第39章 [VIP]
“参见陛下!”
路贵妃站起身来, 在路吟霜的搀扶下,领着在座之人向皇帝朱祁跪拜。
姜云初混在队伍里跟着跪拜,充当沧海一粟。
“爱妃请起。”朱祁上前扶起路贵妃, 温柔的语气转为肃然, “你们都起来吧!”
言毕,他扶着路贵妃,走到正殿中央的主座上端坐, 命妇贵女们纷纷落座,垂眉噤声。
冯观眼神微动, 面上却无动于衷, 走到姜云初身旁落座。
此时,射猎会已毕,不出意料,冯观又夺了魁。皇帝赏赐优胜者, 他笑逐颜开,出列谢恩。
姜云初见他慢悠悠返回,一时之间不知作何感想。
还没来得及收回深思,忽闻路吟霜气愤填膺地向皇帝告状:“陛下, 姜云初妄议朝廷官员,大放厥词,按律当诛, 请惩罚她!”
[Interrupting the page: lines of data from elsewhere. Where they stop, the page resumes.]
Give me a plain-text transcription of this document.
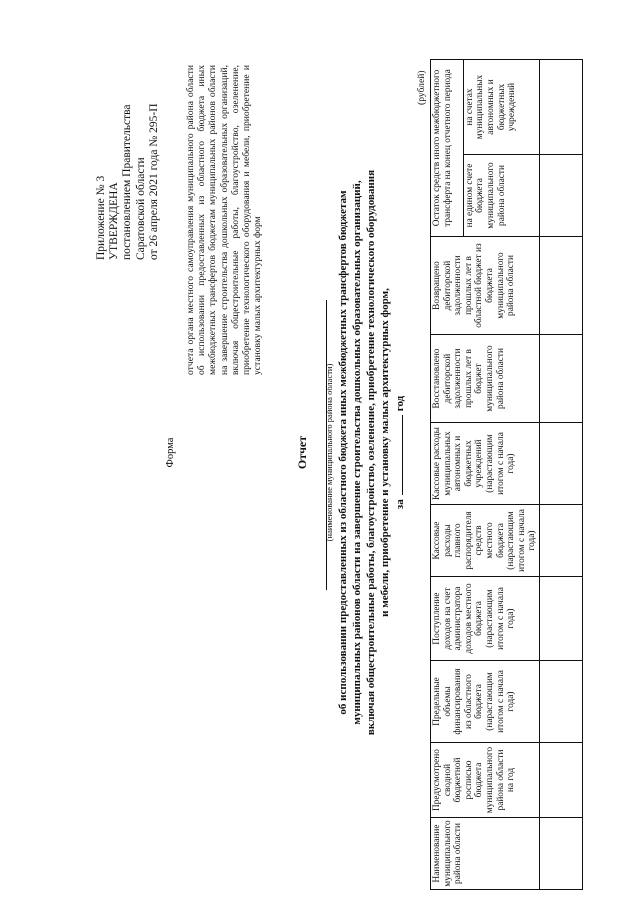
Приложение № 3 УТВЕРЖДЕНА постановлением Правительства Саратовской области от 26 апреля 2021 года № 295-П
Форма
отчета органа местного самоуправления муниципального района области об использовании предоставленных из областного бюджета иных межбюджетных трансфертов бюджетам муниципальных районов области на завершение строительства дошкольных образовательных организаций, включая общестроительные работы, благоустройство, озеленение, приобретение технологического оборудования и мебели, приобретение и установку малых архитектурных форм
Отчет (наименование муниципального района области) об использовании предоставленных из областного бюджета иных межбюджетных трансфертов бюджетам муниципальных районов области на завершение строительства дошкольных образовательных организаций, включая общестроительные работы, благоустройство, озеленение, приобретение технологического оборудования и мебели, приобретение и установку малых архитектурных форм, загод
(рублей)
Наименование муниципального района области	Предусмотрено сводной бюджетной росписью бюджета муниципального района области на год	Предельные объемы финансирования из областного бюджета (нарастающим итогом с начала года)	Поступление доходов на счет администратора доходов местного бюджета (нарастающим итогом с начала года)	Кассовые расходы главного распорядителя средств местного бюджета (нарастающим итогом с начала года)	Кассовые расходы муниципальных автономных и бюджетных учреждений (нарастающим итогом с начала года)	Восстановлено дебиторской задолженности прошлых лет в бюджет муниципального района области	Возвращено дебиторской задолженности прошлых лет в областной бюджет из бюджета муниципального района области	Остаток средств иного межбюджетного трансферта на конец отчетного периода	
								на едином счете бюджета муниципального района области	на счетах муниципальных автономных и бюджетных учреждений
她心神徒然一震, 欲开口解释, 不料方才与她争辩的几位夫人贵女纷纷出列:“陛下, 臣妇等附议。”
“……”
众口铄金, 积毁销骨。三人成虎,百口莫辩, 她只得抿嘴缄默。
皇帝目光锐利地看过来,不怒而威:“姜云初,你可知罪?”
姜云初无奈,只得雅步走到皇帝面前,下跪道:“陛下,民女知罪!”
她垂下脑袋,孱弱的双肩微微塌下,话音带出软趴趴的尾音,不安的情绪一览无遗。
冯观眼尾轻轻挑起,知晓在场有一人正仔细端详自己,深究自己对姜云初的甚是情感,遂故作不在意,优哉游哉地喝起酒来。
可这一幕落在众人眼里,却成了他并不待见姜云初,因而,她们变得更针对她。
姜云初早已知晓这男人招桃花,不曾想,这些烂桃花见了她皆成恶鬼,肆意撕咬。
为了救出生父,她懒得跟男人计较,诚诚恳恳地给皇帝磕了个头,战战兢兢道:“可是,陛下,所谓不知者无罪,民女出身乡野,不懂律法,不知晓不得妄议朝廷官员,还望陛下仁德,念在民女情有可原的份上,从轻发落。”
“……”冯观正喝着酒,差点呛到了。
翰林大学士之女林音完全继承了其父嫉恶如仇的风骨,见姜云初睁眼说瞎话,气得顾不得圣驾在前,怒然揭穿:“一派胡言,你爹是夫子,你怎可能不懂律法!”
“林小姐,我知晓你是翰林大学士之女,瞧不起我是夫子之女,认为我配不上你爱慕的指挥使大人,可您也不能冤枉我呀!妄议朝廷官员是要杀头的,我好不容易嫁给你爱慕的指挥使大人,又怎会如此不惜命呢?”
软糯的嗓音带有几分凄楚,众人抬眸望去时,姜云初双眸已水雾涟涟,整个人看上去我见犹怜,似乎受到莫大的冤屈。
冯观面上虽毫无表情,但内心苦涩得很,连带下肚子的酒水亦是苦涩的。
“你——”林音气得噎住了。
姜云初不给她反驳的机会,转头面向皇帝,掷地有声地说道:“还请陛下明鉴!民女的确不通晓律法,只是听闻在场诸位夫人小姐妄议锦衣卫,言语间表示不耻,民女的夫君是锦衣卫指挥使,自然是要极力护着的。若陛下要罚,民女领罚,可安国公夫人、安国公之女谢锦兰、翰林大学士之女林音、路贵妃的胞妹路吟霜理应与民女同罪!”
言辞犀利,句句在情在理,涤荡人心。
诸位涉事者皆心虚地看向冯观,见对方丝毫没有要插手之意,便认定姜云初在冯观那里毫无地位。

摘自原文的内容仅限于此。